Sinteticamente, o Banco Central está impondo uma descabida e extemporânea crise de liquidez ao país, pois subir e manter elevada a taxa de juros cria uma restrição ao crédito que, por seu turno, é a origem e a fonte da moeda que circula na economia. O grave é que problemas de liquidez podem engendrar severas crises, recessões e instabilidades políticas. Em tese, a redução da demanda agregada é a variável alvo dessa política monetária contracionista levada a cabo pelo Banco Central. De fato, porém, ao definir a SELIC e induzir a precificação do crédito, reprime o interesse dos demandantes e provoca redução da emissão privada de moeda, encolhendo a liquidez da economia.
O mesmo processo tem ainda outro lado pouco comentado no debate econômico brasileiro: a redução da demanda agregada interfere no fluxo de caixa e no lucro das empresas que, consequentemente, veem seu valor de mercado diminuir e, consequentemente, sua análise de crédito piorar. Os bancos, por seu lado, frente a garantias menores, tornam-se mais rigorosos na conceção de crédito, empoçando liquidez e aplicando em títulos públicos (regiamente) remunerados nas operações de overnight. Ou seja, a demanda por crédito diminui e a oferta também, mas o mercado financeiro e seus aplicadores continuam ganhando com o retorno oferecido pelos títulos públicos.
Sem crédito e ilíquida, a economia desacelera, perde empregos, queima capitais e pode entrar em recessão. Em países capitalistas, onde as trocas comandam a vida das pessoas, imediatamente a deterioração do bem-estar material das famílias se transforma em insatisfação que, por sua vez, podem avolumar-se e metamorfosear-se em deslegitimação do governo, greves e protestos, no limite, violentos. Desse modo, o Banco Central e a taxa de básica de juros podem, se usados interessadamente, constituir uma perigosa arma política de destruição em massa e ferramenta insidiosa de sabotagem ao Estado. É, portanto, evidente que o Banco Central tem enorme poder político e é necessário perguntar: a favor de quem usará esse poder?

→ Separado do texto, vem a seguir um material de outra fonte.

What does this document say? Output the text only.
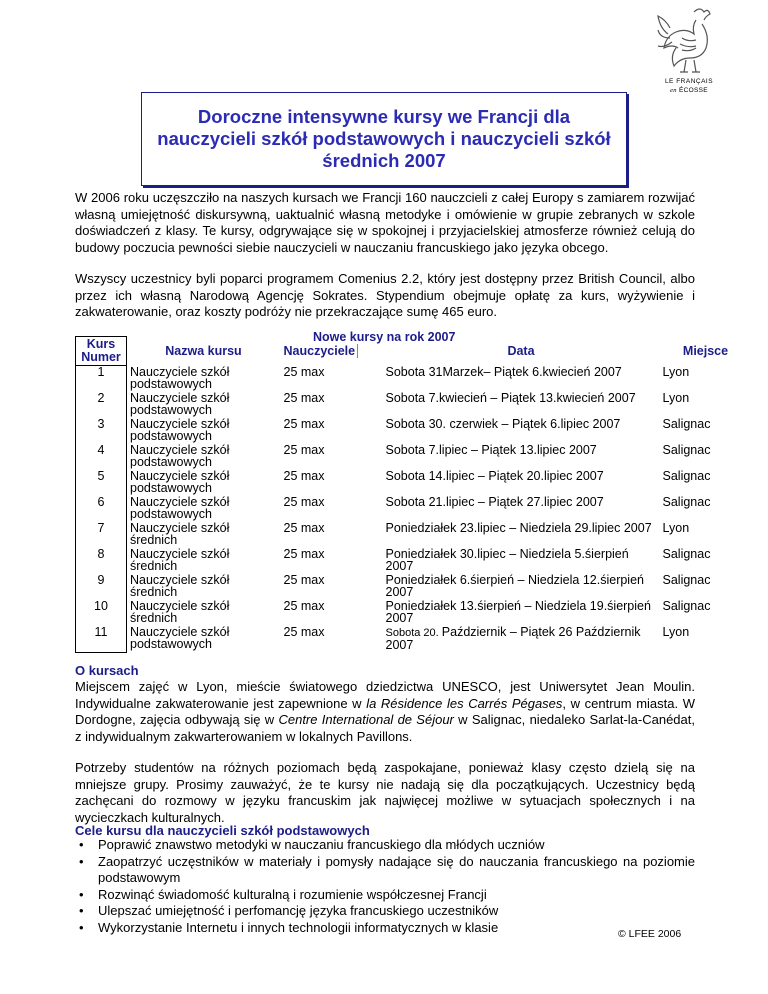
LE FRANÇAIS
en ÉCOSSE
Doroczne intensywne kursy we Francji dla nauczycieli szkół podstawowych i nauczycieli szkół średnich 2007

W 2006 roku uczęszcziło na naszych kursach we Francji 160 nauczcieli z całej Europy s zamiarem rozwijać własną umiejętność diskursywną, uaktualnić własną metodyke i omówienie w grupie zebranych w szkole doświadczeń z klasy. Te kursy, odgrywające się w spokojnej i przyjacielskiej atmosferze również celują do budowy poczucia pewności siebie nauczycieli w nauczaniu francuskiego jako języka obcego.

Wszyscy uczestnicy byli poparci programem Comenius 2.2, który jest dostępny przez British Council, albo przez ich własną Narodową Agencję Sokrates. Stypendium obejmuje opłatę za kurs, wyżywienie i zakwaterowanie, oraz koszty podróży nie przekraczające sumę 465 euro.

Nowe kursy na rok 2007
Kurs Numer	Nazwa kursu	Nauczyciele	Data	Miejsce
1	Nauczyciele szkół podstawowych	25 max	Sobota 31Marzek– Piątek 6.kwiecień 2007	Lyon
2	Nauczyciele szkół podstawowych	25 max	Sobota 7.kwiecień – Piątek 13.kwiecień 2007	Lyon
3	Nauczyciele szkół podstawowych	25 max	Sobota 30. czerwiek – Piątek 6.lipiec 2007	Salignac
4	Nauczyciele szkół podstawowych	25 max	Sobota 7.lipiec – Piątek 13.lipiec 2007	Salignac
5	Nauczyciele szkół podstawowych	25 max	Sobota 14.lipiec – Piątek 20.lipiec 2007	Salignac
6	Nauczyciele szkół podstawowych	25 max	Sobota 21.lipiec – Piątek 27.lipiec 2007	Salignac
7	Nauczyciele szkół średnich	25 max	Poniedziałek 23.lipiec – Niedziela 29.lipiec 2007	Lyon
8	Nauczyciele szkół średnich	25 max	Poniedziałek 30.lipiec – Niedziela 5.śierpień 2007	Salignac
9	Nauczyciele szkół średnich	25 max	Poniedziałek 6.śierpień – Niedziela 12.śierpień 2007	Salignac
10	Nauczyciele szkół średnich	25 max	Poniedziałek 13.śierpień – Niedziela 19.śierpień 2007	Salignac
11	Nauczyciele szkół podstawowych	25 max	Sobota 20. Październik – Piątek 26 Październik 2007	Lyon
O kursach

Miejscem zajęć w Lyon, mieście światowego dziedzictwa UNESCO, jest Uniwersytet Jean Moulin. Indywidualne zakwaterowanie jest zapewnione w la Résidence les Carrés Pégases, w centrum miasta. W Dordogne, zajęcia odbywają się w Centre International de Séjour w Salignac, niedaleko Sarlat-la-Canédat, z indywidualnym zakwarterowaniem w lokalnych Pavillons.

Potrzeby studentów na różnych poziomach będą zaspokajane, ponieważ klasy często dzielą się na mniejsze grupy. Prosimy zauważyć, że te kursy nie nadają się dla początkujących. Uczestnicy będą zachęcani do rozmowy w języku francuskim jak najwięcej możliwe w sytuacjach społecznych i na wycieczkach kulturalnych.

Cele kursu dla nauczycieli szkół podstawowych
• Poprawić znawstwo metodyki w nauczaniu francuskiego dla młódych uczniów
• Zaopatrzyć uczęstników w materiały i pomysły nadające się do nauczania francuskiego na poziomie podstawowym
• Rozwinąć świadomość kulturalną i rozumienie współczesnej Francji
• Ulepszać umiejętność i perfomancję języka francuskiego uczestników
• Wykorzystanie Internetu i innych technologii informatycznych w klasie	© LFEE 2006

Essa é uma questão ainda pouco aparente nos jornais e no debate da grande mídia. No caso específico do Brasil recente, o Banco Central ganhou autonomia em relação à Presidência da República em 2021, quando a Lei Complementar 179 entrou em vigor. Não por acaso, eram os anos de domínio neoliberal na economia, da vitória da direita e do poder executivo nas mãos da extrema-direita. O nome escolhido para comandar a instituição, assim como seus diretores, naturalmente, compartilhava o credo do governo de plantão e eram aplaudidos pela maioria das instituições e agentes do mercado financeiro. Foram também anos turbulentos no mundo inteiro em razão da COVID-19, de problemas nas cadeias globais de produção, da inflação ascendente e de expectativas dissonantes em relação ao futuro da economia nacional e mundial. Diante disso e serviçal aos sacerdotes da fé econômica ortodoxa, o Banco Central aplicou aqui a pajelança indicada pelos manuais estadunidenses: subiu a taxa de juros (muito) para reduzir a demanda.[iii] A confusão está armada.

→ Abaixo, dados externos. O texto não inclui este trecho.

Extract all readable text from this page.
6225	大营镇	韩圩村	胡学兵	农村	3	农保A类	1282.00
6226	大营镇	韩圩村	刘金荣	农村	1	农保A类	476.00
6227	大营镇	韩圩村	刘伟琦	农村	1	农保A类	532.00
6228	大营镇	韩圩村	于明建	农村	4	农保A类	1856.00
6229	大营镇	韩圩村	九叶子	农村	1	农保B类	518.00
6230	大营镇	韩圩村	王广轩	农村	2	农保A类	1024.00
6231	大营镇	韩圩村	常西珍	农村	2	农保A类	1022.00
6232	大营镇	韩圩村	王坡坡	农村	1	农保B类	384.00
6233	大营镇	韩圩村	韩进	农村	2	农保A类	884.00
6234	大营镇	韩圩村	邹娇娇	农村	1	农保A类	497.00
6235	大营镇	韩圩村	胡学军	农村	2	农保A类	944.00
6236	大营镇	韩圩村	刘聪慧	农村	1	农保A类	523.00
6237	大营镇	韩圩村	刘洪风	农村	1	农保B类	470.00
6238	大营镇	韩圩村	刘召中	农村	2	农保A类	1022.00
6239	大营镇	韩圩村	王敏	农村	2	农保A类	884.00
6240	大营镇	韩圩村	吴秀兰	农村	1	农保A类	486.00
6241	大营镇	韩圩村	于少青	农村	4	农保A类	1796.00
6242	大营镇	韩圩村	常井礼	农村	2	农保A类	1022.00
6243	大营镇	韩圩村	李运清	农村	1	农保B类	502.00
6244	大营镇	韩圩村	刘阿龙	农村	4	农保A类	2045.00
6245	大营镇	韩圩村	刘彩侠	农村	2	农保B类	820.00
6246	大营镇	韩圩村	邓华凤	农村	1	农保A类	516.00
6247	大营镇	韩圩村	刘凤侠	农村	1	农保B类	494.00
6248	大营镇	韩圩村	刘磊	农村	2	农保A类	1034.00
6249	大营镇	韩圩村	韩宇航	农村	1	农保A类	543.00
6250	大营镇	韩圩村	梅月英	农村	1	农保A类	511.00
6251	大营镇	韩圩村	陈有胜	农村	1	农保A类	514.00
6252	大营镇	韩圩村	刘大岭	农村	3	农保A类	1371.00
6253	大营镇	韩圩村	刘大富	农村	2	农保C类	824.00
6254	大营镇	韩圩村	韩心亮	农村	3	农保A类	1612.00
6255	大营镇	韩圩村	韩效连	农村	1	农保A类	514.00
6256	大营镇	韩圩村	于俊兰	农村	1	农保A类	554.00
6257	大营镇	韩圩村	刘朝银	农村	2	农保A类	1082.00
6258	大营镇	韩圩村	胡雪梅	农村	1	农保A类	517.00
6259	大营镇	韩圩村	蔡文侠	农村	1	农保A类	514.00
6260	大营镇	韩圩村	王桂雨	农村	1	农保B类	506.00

A autonomia permitiu ao clero do Banco Central, periodicamente reunido em concílios, manter, em 2023, a política monetária contracionista com todos os seus efeitos nefastos, mesmo com os fatos econômicos contrariando suas encíclicas. De outro modo, o Banco Central, desde a autonomia não apresentou qualquer resultado positivo do ponto de vista da inflação, do emprego ou do crédito e o Brasil patina ainda na mesma crise iniciada em 2015. Uma política perversa implantada apesar da capacidade ociosa da economia, do desemprego, da estagnação salarial, do risível crescimento econômico, da pobreza e desesperança disseminadas. Mesmo com o atual governo intensificando articulações com a sociedade, promovendo interlocutores de peso entre empresários, prometendo fechar o ano com déficit controlado e, ao mesmo tempo, desenhando uma reforma tributária capaz de ser aceita politicamente,[iv] nada mudou. Patavina parece afetar o dogmático COPOM ou questionar sua fé. O que leva o Banco Central a desestimular a economia?

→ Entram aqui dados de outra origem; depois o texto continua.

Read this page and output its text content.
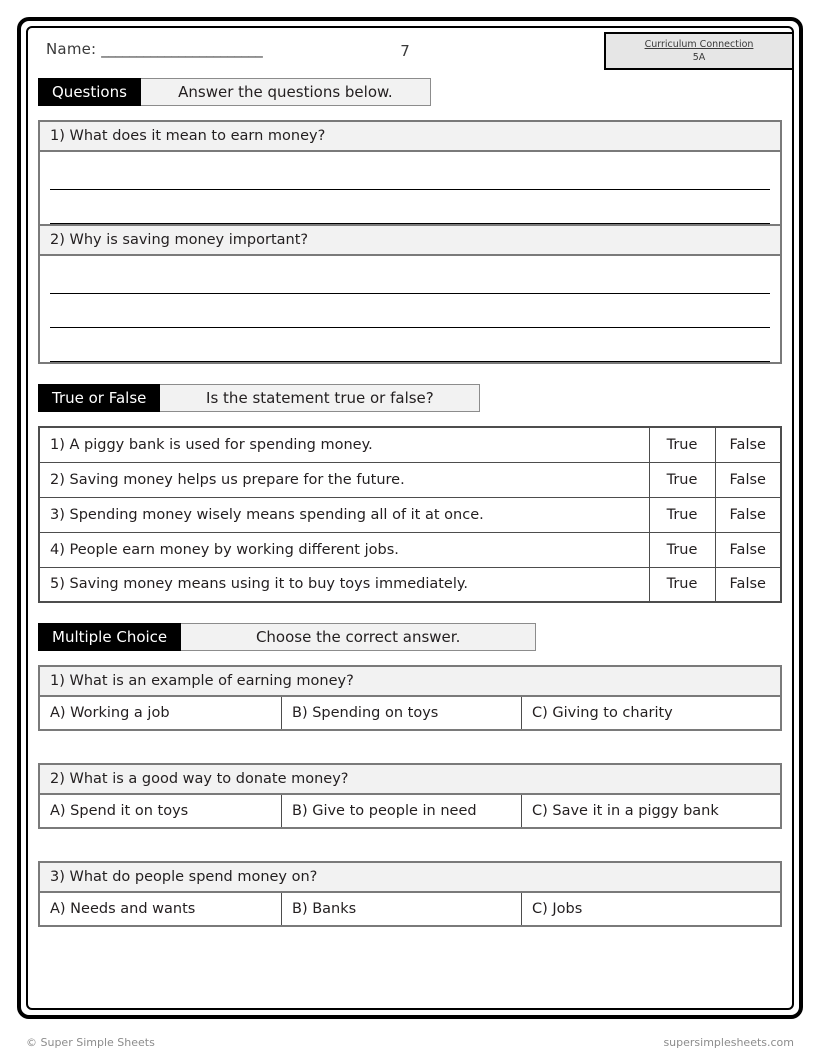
Name: _______________________	7	Curriculum Connection
5A
Questions	Answer the questions below.
1) What does it mean to earn money?
2) Why is saving money important?
True or False	Is the statement true or false?
1) A piggy bank is used for spending money.	True	False
2) Saving money helps us prepare for the future.	True	False
3) Spending money wisely means spending all of it at once.	True	False
4) People earn money by working different jobs.	True	False
5) Saving money means using it to buy toys immediately.	True	False
Multiple Choice	Choose the correct answer.
1) What is an example of earning money?
A) Working a job	B) Spending on toys	C) Giving to charity
2) What is a good way to donate money?
A) Spend it on toys	B) Give to people in need	C) Save it in a piggy bank
3) What do people spend money on?
A) Needs and wants	B) Banks	C) Jobs
© Super Simple Sheets	supersimplesheets.com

Para muitos é apenas miopia e fé inconsequente em ideologia travestida de ciência. Outros tantos estranham e perguntam: será sabotagem? Seja qual for a reposta, nunca os efeitos do viés contracionista do Banco Central foram tão perigosos quanto hoje. Por quê? A resposta está na política. É conhecida a fragilidade da democracia brasileira. Mais recentemente, desde o Golpe de 2016, grupos sociais identificáveis se esforçaram para diminuir o peso da vontade popular em todos os níveis relevantes e um governo de extrema-direita mostrou o quanto é fácil angariar e cooptar afetos dentro de uma sociedade marcada pela desigualdade, pobreza, baixa escolarização e, principalmente, medo.
Os interessados em esvaziar a já limitada democracia do país fizeram convergir os interesses semelhantes do grande capital e das poderosas empresas de mídia e a ganância do mercado financeiro. Manipularam emoções: o medo do pequeno capital após seguidos anos de crise potencializada pela pandemia, a raiva gerada pela perda de bem-estar sofrida pela maioria da população em intermináveis 10 anos de dificuldades econômicas e o medo difuso disseminado pelo discurso moralista e parcial de variadas denominações cristãs. A classe média foi essencial. Seu pavor frente à ascensão material dos pobres, entre 2003 e 2014, e o distanciamento crescente em relação aos ricos, fizeram com que partes enormes do grupo se aproximassem de discursos conservadores e autoritários, sonhando resgatar privilégios como empregada doméstica mal remunerada e sem direitos, porteiros, seguranças, entregadores e toda sorte de serviços pessoais baratos por causa do subemprego.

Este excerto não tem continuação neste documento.